Die Eltern der Kläger teilten der Beklagten (u.a.) mit, trotz Krankengymnastik sei die Asymmetrie der Köpfe nicht besser geworden, weshalb man mehrere Ärzte (Kinderarzt, Orthopäde) konsultiert habe. nach Absprache mit diesen Ärzten habe man Kontakt mit einem für die Kopforthesentherapie zuständigen Arzt (offenbar Dr. B.) aufgenommen. Dieser habe die Kläger begutachtet und die Kopforthesentherapie für notwendig und erfolgversprechend erachtet.

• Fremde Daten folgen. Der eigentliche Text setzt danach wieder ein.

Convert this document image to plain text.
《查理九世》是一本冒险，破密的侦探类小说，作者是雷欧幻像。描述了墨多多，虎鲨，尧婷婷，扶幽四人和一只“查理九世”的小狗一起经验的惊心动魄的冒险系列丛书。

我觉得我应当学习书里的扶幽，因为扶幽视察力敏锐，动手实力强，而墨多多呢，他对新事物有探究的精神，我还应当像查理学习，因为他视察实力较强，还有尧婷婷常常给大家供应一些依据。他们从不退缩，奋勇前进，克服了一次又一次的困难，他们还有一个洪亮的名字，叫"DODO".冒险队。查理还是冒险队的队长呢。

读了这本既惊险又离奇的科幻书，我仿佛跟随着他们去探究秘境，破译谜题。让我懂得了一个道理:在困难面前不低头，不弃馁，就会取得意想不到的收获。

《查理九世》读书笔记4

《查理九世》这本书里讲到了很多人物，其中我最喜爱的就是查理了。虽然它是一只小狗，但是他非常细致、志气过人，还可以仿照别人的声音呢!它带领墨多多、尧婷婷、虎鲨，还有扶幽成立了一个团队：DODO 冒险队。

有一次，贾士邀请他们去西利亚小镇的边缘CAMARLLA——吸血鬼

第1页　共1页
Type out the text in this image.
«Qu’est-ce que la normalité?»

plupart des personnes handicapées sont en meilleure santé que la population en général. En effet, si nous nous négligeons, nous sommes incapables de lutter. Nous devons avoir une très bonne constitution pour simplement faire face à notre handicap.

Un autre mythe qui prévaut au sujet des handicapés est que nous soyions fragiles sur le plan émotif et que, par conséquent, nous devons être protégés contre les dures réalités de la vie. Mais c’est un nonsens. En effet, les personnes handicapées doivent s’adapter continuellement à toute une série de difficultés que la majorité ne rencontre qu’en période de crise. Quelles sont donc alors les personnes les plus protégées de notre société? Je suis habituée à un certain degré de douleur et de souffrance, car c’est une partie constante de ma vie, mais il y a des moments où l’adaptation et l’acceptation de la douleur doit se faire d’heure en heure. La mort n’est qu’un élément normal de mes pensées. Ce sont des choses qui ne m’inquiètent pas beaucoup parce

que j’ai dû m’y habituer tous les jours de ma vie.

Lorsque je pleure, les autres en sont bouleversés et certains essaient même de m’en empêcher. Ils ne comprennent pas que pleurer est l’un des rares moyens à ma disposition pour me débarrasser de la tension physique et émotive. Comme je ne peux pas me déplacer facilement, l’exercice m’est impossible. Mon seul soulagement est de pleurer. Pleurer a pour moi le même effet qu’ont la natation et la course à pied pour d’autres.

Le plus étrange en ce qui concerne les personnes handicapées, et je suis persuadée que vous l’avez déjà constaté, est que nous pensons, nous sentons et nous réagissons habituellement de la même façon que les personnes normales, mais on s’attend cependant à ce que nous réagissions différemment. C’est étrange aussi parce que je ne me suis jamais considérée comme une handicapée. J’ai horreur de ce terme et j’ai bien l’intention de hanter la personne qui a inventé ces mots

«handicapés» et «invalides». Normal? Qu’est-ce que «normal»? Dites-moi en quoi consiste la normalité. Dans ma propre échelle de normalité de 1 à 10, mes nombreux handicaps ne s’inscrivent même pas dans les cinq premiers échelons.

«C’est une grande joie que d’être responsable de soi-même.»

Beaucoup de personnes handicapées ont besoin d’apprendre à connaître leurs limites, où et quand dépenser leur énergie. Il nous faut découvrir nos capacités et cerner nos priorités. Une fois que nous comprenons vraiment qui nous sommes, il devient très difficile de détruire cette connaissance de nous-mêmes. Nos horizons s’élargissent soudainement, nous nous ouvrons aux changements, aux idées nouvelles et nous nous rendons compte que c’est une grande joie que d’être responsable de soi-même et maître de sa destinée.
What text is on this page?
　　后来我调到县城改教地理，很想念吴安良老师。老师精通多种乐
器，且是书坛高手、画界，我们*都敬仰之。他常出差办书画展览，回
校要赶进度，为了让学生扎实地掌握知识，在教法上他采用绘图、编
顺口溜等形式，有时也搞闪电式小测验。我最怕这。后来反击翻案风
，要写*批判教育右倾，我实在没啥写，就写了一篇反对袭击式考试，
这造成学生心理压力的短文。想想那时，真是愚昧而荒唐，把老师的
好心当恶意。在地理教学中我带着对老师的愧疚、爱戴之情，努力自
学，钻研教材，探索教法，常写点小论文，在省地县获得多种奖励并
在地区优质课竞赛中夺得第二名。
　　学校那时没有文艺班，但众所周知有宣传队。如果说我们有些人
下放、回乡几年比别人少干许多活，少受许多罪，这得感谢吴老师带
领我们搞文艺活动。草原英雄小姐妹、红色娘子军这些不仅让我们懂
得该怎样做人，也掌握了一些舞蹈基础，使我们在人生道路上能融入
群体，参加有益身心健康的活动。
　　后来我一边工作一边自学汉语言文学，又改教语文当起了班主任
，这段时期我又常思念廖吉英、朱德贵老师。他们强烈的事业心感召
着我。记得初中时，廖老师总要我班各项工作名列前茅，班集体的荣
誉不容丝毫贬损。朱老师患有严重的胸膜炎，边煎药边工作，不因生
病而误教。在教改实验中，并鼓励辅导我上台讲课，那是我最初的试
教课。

Die Beklagte befragte erneut den MDK. In den MDK-Gutachten vom 7.6.2010 führte Dr. Ch. aus, der therapeutische Nutzen der Kopforthesenbehandlung sei bislang nicht durch Studien mit der nötigen Evidenz belegt. Insbesondere sei nicht hinreichend untersucht, ob bzw. ab welchem Ausmaß einer Schädeldeformität Krankheitswert zukomme. Die Annahme, eine ausgeprägte Schädeldeformität insbesondere im Bereich der Schädelbasis könne funktionelle Einschränkungen zur Folge haben, sei bislang wissenschaftlich nicht stichhaltig nachgewiesen. Die Kopforthesenbehandlung sei dem Gemeinsamen Bundesausschuss auch nicht zur Bewertung vorgelegt worden. Sie könne daher nicht als vertragsärztliche Leistung ambulant erbracht werden. Im Hinblick auf das Rechtsinstitut des "Systemversagens" wäre notwendig, dass ohne die in Rede stehende Behandlung innerhalb weniger Wochen erkrankungsbedingt mit dem Eintreten einer Verschlimmerung mit Todesfolge, einer schwerwiegenden Behinderung oder von Pflegebedürftigkeit zu rechnen sei. Eine vergleichbar schwerwiegende Gefährdung der Gesundheit könne bei frühkindlichen Schädeldeformierungen allenfalls in sehr seltenen Ausnahmefällen angenommen werden. Notwendig wären ganz ungewöhnlich ausgeprägte, stark entstellende Schädelverformungen, die ggf. mit einer aussagekräftigen Fotodokumentation zu belegen wären. Das sei bei den Klägern nicht der Fall; nach den vorliegenden Informationen sei eine schwerwiegende bleibende Entstellung von ausgeprägtem Krankheitswert nicht zu befürchten. Die etablierte Behandlung eines nichtsynostotischen Plagiocephalus bestehe ihm Erlernen und Vertiefen eines individuell angepassten Handling und der korrekten Lagerung sowie in aktiver funktioneller Stimulation nach neurophysiologischen Behandlungskonzepten (Heilmittelanwendungen).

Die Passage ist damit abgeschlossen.